KEY POINTS:
A new standard has been introduced to measure how much access people in different parts of the country have to non-urgent surgery.
The aim is to discover where access to surgery is more limited and address the shortfall.
The Ministry of Health has introduced "standardised discharge ratios" which break down elective surgery rates into district health board areas, and compare them to a national average.
A team of doctors and other medical specialists agreed on a list of 14 procedures which people should have equal access to, irrespective of where they lived.
These included hip replacements, knee replacements, hysterectomies, carpal tunnel procedures, hernia repairs and heart valve replacements.
The ratios compare a specific range of procedures within the public health sector only, and do not include urgent operations like an appendectomy or surgery for cancer.

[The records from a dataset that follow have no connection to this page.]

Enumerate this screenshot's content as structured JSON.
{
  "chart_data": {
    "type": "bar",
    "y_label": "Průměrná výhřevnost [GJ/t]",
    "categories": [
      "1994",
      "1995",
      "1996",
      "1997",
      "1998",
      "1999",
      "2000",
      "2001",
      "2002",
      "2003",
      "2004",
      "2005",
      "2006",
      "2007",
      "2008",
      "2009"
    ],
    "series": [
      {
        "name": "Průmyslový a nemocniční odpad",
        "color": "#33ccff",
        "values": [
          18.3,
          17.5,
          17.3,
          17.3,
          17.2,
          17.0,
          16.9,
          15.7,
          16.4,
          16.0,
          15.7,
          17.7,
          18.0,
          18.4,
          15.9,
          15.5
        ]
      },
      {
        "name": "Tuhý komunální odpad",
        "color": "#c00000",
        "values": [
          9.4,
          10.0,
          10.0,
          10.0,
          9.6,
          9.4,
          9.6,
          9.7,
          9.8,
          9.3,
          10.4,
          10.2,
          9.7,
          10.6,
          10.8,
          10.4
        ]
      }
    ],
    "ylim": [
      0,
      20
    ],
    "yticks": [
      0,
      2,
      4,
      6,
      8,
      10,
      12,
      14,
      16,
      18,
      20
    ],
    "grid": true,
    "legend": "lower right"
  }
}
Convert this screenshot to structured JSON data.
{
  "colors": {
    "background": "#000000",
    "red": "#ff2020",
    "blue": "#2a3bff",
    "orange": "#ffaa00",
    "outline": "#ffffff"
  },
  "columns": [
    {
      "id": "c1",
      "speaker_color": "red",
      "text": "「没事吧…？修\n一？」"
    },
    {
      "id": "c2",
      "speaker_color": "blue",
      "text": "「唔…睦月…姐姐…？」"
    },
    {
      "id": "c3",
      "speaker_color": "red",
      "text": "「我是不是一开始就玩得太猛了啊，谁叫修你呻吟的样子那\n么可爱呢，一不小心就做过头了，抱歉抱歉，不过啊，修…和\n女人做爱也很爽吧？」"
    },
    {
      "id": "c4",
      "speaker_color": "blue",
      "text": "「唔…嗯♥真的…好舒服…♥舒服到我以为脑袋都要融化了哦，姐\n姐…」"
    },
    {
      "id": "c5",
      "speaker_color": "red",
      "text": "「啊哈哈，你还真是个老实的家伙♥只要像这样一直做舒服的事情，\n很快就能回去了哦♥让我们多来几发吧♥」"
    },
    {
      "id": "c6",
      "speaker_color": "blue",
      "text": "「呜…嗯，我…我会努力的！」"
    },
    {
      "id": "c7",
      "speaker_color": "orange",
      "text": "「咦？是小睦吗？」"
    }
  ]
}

The ministry's clinical adviser to the elective services programme, Ray Naden, said the ratios were designed to address inconsistent access to these operations across the country.
"If all DHBs were providing services at the same level, they would all be at 1," Dr Naden said.
"A rate higher than 1 indicates that the board is providing more than the average rate in New Zealand, and a rate lower than 1 indicates that the board is providing less than the average rate."
For example, Dr Nayden said, a district's ratio of 0.9 for orthopaedics meant people in that district received 90 per cent of the average national access for orthopaedic procedures.
Lists of ratios for each of the country's 21 health districts can be found online at www.nzhis.govt.nz/stats/surgical/tables.html.
Northland, for example, scored just 0.63 for prostactomies, but 1.44 for heart valve replacements and repairs.
Meanwhile, Canterbury had a ratio of 1.50 for prostactomies and 1.20 for heart valves, but just 0.63 for carpel tunnel procedures.
Dr Nayden said the health boards would use the information to spot areas where patients' needs weren't being met, and to decide how to spend their share of the $200 million in new funding for better access to elective surgery.
But the figures weren't the final word on how each board stacked up in comparison to the others, he said.
"A board which has a standardised discharge ratio of 0.8 for dental (surgery) may be providing very good preventive oral health services, therefore people in that district need less secondary elective dental surgery than people in other parts of the country."
So in some cases a ratio below 1 could be a sign of better than average service.